歌声解説 男性シンガー

尾崎豊の声・歌い方・歌唱力についての研究

投稿日:2017年11月12日 更新日:

今回は尾崎豊さんの歌声・歌い方・歌唱力についての研究分析です。

声質・発声方法について

話し声・持っている声帯の特徴

地声や話し声の音域は普通くらいの音域

声帯の音域のタイプはバリトン(男・普通)くらいだと考えられます。

 

声質は軽やかで「鳴りやすい」タイプの声質

すごく強く鳴るというタイプではないのですが、カラッとした印象のジリジリ・ビリビリとした鳴りの成分がしっかりとある軽やかな芯のある声質と言えるでしょう。

 

話し声の共鳴は上下にフラットな印象です。

 

歌声は深みのある上アゴへの響きがある声

チェストボイス(地声)

低中音域

息の流れと声帯の鳴りのバランスの取れた声質です。

特徴的なのは上方向への響きの深さですね。

 

「深い」という表現が正しいかはわかりませんが、上方向の空間を広く作りそこに声を当てているような声の出し方です。

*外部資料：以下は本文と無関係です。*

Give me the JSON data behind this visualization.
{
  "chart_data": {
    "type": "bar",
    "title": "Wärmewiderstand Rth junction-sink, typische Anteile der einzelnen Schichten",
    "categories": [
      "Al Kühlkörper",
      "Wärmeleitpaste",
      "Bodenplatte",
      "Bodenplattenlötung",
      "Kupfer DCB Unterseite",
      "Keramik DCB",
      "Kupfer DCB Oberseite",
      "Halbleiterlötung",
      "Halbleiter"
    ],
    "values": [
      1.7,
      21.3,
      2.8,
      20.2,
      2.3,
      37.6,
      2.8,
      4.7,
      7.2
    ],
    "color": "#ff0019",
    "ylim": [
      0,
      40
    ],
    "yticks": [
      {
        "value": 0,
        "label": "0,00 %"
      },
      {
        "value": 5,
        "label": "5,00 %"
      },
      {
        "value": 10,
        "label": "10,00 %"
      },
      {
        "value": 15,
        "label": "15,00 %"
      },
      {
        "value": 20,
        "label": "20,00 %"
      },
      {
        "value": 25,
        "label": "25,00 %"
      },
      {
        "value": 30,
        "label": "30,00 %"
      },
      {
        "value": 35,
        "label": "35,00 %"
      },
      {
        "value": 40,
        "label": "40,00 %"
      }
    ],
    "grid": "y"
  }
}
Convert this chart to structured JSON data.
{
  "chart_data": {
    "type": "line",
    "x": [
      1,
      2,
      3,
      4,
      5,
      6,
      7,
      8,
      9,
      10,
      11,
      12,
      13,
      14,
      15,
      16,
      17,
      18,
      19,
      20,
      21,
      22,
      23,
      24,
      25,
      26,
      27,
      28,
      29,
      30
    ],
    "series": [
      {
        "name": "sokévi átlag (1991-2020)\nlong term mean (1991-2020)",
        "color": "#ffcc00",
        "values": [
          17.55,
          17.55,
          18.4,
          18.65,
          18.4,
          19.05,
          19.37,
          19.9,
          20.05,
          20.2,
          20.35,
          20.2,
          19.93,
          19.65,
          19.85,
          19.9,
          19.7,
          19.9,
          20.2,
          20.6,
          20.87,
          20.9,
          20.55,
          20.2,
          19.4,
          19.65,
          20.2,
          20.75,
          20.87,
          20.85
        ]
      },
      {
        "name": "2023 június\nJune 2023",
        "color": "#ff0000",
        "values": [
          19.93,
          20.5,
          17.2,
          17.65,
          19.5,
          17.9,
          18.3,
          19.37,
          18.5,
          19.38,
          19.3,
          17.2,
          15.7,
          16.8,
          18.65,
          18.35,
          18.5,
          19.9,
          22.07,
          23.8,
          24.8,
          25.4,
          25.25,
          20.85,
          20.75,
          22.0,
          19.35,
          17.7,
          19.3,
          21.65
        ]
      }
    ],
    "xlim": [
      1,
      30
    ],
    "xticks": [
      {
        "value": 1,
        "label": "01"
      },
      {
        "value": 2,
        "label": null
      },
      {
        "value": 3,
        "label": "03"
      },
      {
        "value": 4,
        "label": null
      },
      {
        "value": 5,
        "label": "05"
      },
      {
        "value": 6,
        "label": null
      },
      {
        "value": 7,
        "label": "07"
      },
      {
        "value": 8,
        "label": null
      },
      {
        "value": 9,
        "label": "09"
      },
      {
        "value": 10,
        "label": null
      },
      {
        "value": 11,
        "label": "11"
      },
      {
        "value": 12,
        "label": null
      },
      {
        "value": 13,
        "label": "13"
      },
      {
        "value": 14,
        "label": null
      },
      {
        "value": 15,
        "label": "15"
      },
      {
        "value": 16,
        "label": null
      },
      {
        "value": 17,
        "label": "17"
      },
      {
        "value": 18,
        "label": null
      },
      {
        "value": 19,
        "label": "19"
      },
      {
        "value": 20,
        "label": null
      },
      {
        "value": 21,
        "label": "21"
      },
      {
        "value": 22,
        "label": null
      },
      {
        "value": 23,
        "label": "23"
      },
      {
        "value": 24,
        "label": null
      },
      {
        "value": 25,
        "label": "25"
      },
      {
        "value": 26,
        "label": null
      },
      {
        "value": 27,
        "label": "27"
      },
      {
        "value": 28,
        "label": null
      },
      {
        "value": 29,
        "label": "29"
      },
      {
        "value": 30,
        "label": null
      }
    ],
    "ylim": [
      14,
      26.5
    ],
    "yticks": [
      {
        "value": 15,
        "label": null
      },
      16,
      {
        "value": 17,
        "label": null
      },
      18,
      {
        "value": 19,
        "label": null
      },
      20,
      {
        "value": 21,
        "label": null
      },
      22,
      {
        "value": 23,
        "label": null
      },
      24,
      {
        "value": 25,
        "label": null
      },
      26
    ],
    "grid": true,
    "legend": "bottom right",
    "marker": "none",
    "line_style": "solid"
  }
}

上アゴと鼻腔の方向にボールを入れるようなニュアンスを作りそこに声を通しているようなそんな発声です。

 

尾崎豊さんの歌声の最大の特徴ですね。

 

地声

 

ミドルレンジ(地声)

中高音域(≒ミドルボイス・ミックスボイス)

 

声質は強い鳴りの声質からシャウト系の割れ気味の発声まで使いこなします。

尾崎豊さんは息で押し切るようにして力強い中高音を鳴らすニュアンスが強いですね。

声帯(声)が多少割れようがおかまいなしに、息の圧力をかけています。

 

このガラッとしたパワフルな声が心打つ歌声を作り上げているのですね。

 

ミドル

 

ファルセット(裏声)

高音域。

高音を抜くようなフレーズで使うことが多いですね。

綺麗な息の流れるファルセットで、地声とは違う表情を作り上げるファルセットです。

 

ファルセットが聞ける試聴音源が残念ながらありませんでした。有名なところでいくと「I LOVE YOU」のサビの前ですね。

 

歌い方

共鳴や音色

尾崎豊さんの最大の特徴は上あごへの声の当て方ですね。

上あごや喉の奥の空間が広いので太さもあり爽やかでもある発声を作り出しています。

 

この上あご主体歌うような歌い方が尾崎豊さんの歌い方ですね。真似するなら上あごを上へ上へとあげるように意識して、その方向へ声を当てるように意識するといいかもしれません。

 

ビブラート

ビブラートはフレーズによって自然に綺麗にかけたりしていますが、基本にはまっすぐに歌うタイプですね。

 

フレージング・歌い回し・歌唱力

やはりダイナミクスに富んだ表現力を持っており、静かなフレーズからパワフルなフレーズまで歌い上げます。

感情表現がとても素晴らしく、人の心を動かす歌唱力を持っていますね。

 

どういう練習をすれば尾崎豊さんのように歌えるか

尾崎豊さんのように歌うには多くの音楽的要素が必要です。

そのぶん、多くの練習や訓練が必要となります。

しかし、要点やポイントを絞ることで近づく近道になります。

 

尾崎豊さんのように歌うポイント

ポイント

上アゴへの響きを身につける

声の瞬発力をつける

 

これが重要ですね。

では練習方法を書いていきたいと思います。

 

ハミング練習で上アゴへ響きを

尾崎豊さんは声が上アゴ方向へ綺麗に当たって非常に抜けの良いサウンドを作っています。

まずは声を当てる方向性を意識するだけでも音色は変化します。

 

上方向への声のトレーニングはハミング練習がオススメです。

 

ドッグブレスで声の瞬発力をつける

尾崎豊さんは声の瞬発力がかなりあります。

つまり声のアタック(出だし)が強いとも言えます。

 

この最初のアタックを強めるためには息の瞬発力を上げなければいけません。

息の瞬発力を上げる練習はドッグブレスがおすすめです。

 

ドッグブレスはその名の通り「犬の呼吸」です。犬の呼吸のように「ハッハッハッハ」としっかり息を吐いて声を出すトレーニングです。